No começo do ano passado, a esquerda questionou na Corte a constitucionalidade do artigo da Lei das Estatais que obriga políticos a obedecerem a uma quarentena de 36 meses antes de assumir cargos em empresas públicas.
Ricardo Lewandowski – naquela época, como hoje, um ministro de Lula – suspendeu a validade do artigo e com isso os cargos foram preenchidos da maneira que interessava ao presidente.
Passaram-se os meses.
Validando o inválido
Nesta quarta-feira, 8, o plenário do STF finalmente passou a abordar o mérito da questão. Quando a sessão foi interrompida, o placar estava em 5 a 2, no sentido de confirmar que a quarentena é constitucional. Falta apenas um voto para que se forme a maioria, o que deve acontecer na tarde desta quinta, 9.

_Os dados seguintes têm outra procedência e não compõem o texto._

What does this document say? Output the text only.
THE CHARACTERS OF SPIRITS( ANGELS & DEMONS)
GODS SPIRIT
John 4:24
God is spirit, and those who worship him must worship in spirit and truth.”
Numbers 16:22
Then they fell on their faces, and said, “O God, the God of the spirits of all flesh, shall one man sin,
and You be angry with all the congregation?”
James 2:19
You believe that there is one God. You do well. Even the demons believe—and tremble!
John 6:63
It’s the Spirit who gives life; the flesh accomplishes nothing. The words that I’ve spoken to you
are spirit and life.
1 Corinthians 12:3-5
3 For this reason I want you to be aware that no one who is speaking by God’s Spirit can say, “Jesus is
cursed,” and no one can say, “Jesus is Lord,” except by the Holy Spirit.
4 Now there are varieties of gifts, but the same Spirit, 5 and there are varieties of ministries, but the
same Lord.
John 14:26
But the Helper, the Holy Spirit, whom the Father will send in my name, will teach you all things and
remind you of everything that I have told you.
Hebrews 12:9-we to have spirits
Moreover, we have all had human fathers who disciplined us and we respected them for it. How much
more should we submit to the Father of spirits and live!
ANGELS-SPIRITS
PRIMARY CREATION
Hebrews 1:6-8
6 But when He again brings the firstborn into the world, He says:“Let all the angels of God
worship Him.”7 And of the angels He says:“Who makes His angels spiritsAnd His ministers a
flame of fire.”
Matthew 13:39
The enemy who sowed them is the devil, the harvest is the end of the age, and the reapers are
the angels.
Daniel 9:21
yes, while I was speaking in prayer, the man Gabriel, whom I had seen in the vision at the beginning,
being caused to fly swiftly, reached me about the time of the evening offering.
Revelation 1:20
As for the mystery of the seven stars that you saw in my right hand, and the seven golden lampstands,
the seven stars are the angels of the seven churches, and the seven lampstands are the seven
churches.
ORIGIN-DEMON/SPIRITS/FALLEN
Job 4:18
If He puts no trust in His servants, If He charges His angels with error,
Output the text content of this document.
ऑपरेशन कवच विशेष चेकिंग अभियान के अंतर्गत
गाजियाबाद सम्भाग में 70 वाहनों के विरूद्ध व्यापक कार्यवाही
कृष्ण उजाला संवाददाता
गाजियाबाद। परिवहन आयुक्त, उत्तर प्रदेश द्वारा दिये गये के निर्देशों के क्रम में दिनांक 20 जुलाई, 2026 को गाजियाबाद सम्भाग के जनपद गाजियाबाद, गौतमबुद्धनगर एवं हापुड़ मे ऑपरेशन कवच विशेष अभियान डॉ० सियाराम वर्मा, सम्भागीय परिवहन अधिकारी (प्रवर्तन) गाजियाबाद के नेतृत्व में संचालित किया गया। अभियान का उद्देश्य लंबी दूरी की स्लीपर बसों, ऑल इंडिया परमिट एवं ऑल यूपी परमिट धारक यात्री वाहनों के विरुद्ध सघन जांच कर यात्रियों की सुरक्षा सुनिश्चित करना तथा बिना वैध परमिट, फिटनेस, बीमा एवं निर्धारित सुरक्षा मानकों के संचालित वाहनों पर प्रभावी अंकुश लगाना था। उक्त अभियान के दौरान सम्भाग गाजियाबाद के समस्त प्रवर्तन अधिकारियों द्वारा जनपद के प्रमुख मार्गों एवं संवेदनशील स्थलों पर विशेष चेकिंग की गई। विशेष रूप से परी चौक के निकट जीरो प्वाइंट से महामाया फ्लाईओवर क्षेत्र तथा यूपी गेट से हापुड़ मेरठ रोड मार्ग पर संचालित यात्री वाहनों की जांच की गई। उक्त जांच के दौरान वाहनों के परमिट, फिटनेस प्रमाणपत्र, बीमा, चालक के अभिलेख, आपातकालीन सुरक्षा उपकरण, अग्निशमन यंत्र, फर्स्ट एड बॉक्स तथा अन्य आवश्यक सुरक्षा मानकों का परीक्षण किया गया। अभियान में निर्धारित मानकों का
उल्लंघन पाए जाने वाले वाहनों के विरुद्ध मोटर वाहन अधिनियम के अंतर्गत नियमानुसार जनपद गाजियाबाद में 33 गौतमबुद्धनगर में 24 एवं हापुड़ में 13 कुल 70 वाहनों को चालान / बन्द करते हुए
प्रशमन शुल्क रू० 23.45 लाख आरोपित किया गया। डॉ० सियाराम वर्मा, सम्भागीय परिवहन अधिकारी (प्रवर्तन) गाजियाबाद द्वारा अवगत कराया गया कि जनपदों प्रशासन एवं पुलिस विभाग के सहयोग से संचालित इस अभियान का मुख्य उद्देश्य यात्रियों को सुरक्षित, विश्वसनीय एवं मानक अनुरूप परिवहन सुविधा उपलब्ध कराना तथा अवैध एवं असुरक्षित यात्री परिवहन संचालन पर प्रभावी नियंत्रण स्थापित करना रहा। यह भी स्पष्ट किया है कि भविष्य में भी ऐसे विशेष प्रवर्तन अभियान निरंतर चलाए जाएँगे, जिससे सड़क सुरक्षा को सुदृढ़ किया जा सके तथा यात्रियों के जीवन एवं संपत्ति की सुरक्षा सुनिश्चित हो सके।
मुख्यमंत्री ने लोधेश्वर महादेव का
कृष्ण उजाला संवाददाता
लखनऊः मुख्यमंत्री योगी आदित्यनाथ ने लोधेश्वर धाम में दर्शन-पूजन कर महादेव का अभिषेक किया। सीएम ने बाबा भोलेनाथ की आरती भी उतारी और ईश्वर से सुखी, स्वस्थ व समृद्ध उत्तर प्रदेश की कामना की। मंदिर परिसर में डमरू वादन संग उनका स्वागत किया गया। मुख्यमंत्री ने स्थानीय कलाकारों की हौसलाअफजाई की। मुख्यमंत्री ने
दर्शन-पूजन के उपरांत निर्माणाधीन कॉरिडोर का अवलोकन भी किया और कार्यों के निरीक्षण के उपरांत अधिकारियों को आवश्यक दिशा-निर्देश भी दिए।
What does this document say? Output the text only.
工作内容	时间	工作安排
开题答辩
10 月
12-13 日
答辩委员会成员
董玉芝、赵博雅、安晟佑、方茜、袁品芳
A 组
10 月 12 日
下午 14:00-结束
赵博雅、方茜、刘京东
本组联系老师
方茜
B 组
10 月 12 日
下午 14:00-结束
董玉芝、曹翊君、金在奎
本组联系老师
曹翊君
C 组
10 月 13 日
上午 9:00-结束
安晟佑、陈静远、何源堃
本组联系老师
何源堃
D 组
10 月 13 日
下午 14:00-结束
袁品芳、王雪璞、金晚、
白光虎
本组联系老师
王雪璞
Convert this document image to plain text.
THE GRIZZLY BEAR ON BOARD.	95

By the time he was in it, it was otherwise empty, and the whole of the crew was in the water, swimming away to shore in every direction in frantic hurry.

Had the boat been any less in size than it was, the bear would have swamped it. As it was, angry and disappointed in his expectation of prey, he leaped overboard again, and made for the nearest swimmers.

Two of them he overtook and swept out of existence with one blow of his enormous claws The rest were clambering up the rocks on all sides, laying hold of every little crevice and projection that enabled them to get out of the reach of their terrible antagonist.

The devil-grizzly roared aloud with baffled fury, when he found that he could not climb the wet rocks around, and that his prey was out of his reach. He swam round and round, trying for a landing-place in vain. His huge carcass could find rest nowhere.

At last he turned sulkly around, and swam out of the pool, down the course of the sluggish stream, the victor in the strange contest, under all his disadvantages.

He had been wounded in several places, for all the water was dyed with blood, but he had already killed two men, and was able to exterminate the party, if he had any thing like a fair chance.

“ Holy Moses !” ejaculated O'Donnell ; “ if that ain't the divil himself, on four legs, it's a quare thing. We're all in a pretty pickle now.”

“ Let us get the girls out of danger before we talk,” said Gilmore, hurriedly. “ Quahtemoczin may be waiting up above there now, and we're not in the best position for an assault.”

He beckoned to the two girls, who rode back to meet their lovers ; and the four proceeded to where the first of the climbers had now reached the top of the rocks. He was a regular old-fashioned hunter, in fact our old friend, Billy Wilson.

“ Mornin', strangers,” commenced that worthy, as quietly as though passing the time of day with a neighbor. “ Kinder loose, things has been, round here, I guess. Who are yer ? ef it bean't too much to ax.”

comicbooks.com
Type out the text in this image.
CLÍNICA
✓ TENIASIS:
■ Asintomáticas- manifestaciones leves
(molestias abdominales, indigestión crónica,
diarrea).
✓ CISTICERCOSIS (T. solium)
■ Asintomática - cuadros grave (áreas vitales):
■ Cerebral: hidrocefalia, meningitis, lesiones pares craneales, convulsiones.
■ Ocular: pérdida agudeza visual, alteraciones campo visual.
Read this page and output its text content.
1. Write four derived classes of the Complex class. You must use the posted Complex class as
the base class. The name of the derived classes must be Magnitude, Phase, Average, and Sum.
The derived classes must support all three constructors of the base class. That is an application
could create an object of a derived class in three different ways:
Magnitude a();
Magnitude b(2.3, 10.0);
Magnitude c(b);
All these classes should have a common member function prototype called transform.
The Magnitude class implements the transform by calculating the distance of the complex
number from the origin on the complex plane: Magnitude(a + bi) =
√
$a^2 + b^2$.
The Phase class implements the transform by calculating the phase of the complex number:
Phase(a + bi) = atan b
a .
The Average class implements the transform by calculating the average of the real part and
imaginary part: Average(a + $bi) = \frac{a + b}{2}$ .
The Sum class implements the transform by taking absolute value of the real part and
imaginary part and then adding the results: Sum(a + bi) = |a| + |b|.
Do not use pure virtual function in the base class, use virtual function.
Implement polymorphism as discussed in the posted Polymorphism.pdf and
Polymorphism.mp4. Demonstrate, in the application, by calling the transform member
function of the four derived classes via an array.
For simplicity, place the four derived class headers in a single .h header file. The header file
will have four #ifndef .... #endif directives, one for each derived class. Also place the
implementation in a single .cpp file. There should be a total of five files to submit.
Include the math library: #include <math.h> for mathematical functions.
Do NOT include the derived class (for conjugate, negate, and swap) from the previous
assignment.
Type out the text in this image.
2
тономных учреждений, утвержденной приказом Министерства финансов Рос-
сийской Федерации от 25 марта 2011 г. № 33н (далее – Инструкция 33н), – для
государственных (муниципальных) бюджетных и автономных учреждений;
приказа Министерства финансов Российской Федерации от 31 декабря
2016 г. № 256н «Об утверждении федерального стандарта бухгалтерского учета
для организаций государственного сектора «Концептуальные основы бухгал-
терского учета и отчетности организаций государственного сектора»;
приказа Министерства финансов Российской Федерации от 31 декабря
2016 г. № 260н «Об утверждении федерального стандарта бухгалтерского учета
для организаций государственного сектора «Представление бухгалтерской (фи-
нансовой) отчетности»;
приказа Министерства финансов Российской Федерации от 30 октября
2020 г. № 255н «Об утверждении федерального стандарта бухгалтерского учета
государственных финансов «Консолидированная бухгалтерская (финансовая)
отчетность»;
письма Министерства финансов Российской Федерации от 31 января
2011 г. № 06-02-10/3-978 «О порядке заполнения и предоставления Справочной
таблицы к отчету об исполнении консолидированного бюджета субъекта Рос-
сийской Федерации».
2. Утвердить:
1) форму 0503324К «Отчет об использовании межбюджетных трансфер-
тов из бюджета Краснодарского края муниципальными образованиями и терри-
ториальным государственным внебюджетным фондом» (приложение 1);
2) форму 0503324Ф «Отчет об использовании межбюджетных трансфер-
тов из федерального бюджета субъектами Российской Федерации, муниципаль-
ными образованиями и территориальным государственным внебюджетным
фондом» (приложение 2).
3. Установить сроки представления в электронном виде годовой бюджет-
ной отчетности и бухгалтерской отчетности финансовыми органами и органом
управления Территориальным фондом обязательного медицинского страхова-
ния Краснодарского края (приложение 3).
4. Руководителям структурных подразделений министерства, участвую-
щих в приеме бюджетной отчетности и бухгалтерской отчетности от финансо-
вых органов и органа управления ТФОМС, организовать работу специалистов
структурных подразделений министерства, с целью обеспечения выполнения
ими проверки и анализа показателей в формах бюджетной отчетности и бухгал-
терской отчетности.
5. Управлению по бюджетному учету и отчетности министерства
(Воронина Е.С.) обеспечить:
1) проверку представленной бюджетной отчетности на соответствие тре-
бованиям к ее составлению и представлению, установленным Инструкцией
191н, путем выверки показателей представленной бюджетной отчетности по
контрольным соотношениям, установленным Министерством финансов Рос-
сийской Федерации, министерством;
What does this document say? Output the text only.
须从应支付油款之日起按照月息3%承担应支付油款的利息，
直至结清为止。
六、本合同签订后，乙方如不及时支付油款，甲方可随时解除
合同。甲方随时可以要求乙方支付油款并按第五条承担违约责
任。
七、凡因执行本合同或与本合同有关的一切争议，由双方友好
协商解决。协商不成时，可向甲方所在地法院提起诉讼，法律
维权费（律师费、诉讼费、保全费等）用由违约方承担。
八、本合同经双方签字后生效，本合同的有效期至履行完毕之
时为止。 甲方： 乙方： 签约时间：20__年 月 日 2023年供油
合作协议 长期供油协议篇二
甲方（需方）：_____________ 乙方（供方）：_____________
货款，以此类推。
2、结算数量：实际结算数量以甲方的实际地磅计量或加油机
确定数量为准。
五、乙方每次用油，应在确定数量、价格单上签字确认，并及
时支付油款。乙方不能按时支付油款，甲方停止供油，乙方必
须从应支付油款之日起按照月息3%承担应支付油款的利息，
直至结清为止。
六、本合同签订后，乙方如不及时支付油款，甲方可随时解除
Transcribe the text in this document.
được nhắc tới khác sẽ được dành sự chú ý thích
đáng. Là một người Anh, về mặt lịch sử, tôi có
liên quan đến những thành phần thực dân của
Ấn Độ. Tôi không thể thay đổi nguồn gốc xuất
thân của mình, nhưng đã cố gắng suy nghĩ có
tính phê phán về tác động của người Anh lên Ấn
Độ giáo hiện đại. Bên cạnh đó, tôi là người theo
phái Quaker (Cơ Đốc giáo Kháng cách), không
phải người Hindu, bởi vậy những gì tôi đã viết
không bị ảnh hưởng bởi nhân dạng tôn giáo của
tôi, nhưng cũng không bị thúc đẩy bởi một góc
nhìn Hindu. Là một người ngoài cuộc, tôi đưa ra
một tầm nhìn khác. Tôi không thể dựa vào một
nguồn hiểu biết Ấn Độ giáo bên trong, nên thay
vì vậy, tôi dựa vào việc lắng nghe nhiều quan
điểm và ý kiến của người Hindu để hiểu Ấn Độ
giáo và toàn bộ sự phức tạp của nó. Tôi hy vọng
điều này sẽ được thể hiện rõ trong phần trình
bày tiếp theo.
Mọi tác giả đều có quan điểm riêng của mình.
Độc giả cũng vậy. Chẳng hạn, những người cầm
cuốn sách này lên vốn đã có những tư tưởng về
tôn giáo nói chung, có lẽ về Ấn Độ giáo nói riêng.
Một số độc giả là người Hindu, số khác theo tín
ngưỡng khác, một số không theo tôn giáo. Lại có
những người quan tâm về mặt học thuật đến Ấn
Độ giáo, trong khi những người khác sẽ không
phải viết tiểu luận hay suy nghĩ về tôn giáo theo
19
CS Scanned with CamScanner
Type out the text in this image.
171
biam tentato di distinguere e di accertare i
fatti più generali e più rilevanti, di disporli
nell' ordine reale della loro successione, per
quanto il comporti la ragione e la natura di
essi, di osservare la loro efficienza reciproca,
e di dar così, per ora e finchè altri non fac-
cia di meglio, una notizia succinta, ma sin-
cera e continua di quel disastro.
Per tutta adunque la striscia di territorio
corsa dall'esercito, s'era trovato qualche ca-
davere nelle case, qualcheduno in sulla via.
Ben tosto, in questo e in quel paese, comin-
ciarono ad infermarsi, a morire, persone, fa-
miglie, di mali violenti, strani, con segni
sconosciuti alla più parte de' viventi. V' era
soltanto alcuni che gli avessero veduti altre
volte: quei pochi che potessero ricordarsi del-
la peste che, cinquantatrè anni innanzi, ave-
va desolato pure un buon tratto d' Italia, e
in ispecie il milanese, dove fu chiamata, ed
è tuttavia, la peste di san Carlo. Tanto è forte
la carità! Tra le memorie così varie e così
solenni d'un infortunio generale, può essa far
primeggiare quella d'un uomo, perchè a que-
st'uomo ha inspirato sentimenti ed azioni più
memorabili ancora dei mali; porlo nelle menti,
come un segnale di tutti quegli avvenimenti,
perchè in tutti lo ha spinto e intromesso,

Curiosamente, contudo, o STF deve validar as nomeações feitas por Lula quando os efeitos da lei estavam suspensos.
O ministro Luis Roberto Barroso ofereceu um argumento complementar para isso: como já se passou bastante tempo (por culpa do STF, diga-se), forçar a demissão dos nomeados poderia pôr em risco “a continuidade dos serviços públicos”.
Aposta premiada
Contemos a história de outra maneira.
Existe uma lei em vigor que desagrada o governo da hora. A patota do governo consegue uma liminar que interrompe provisoriamente os efeitos da tal lei incômoda.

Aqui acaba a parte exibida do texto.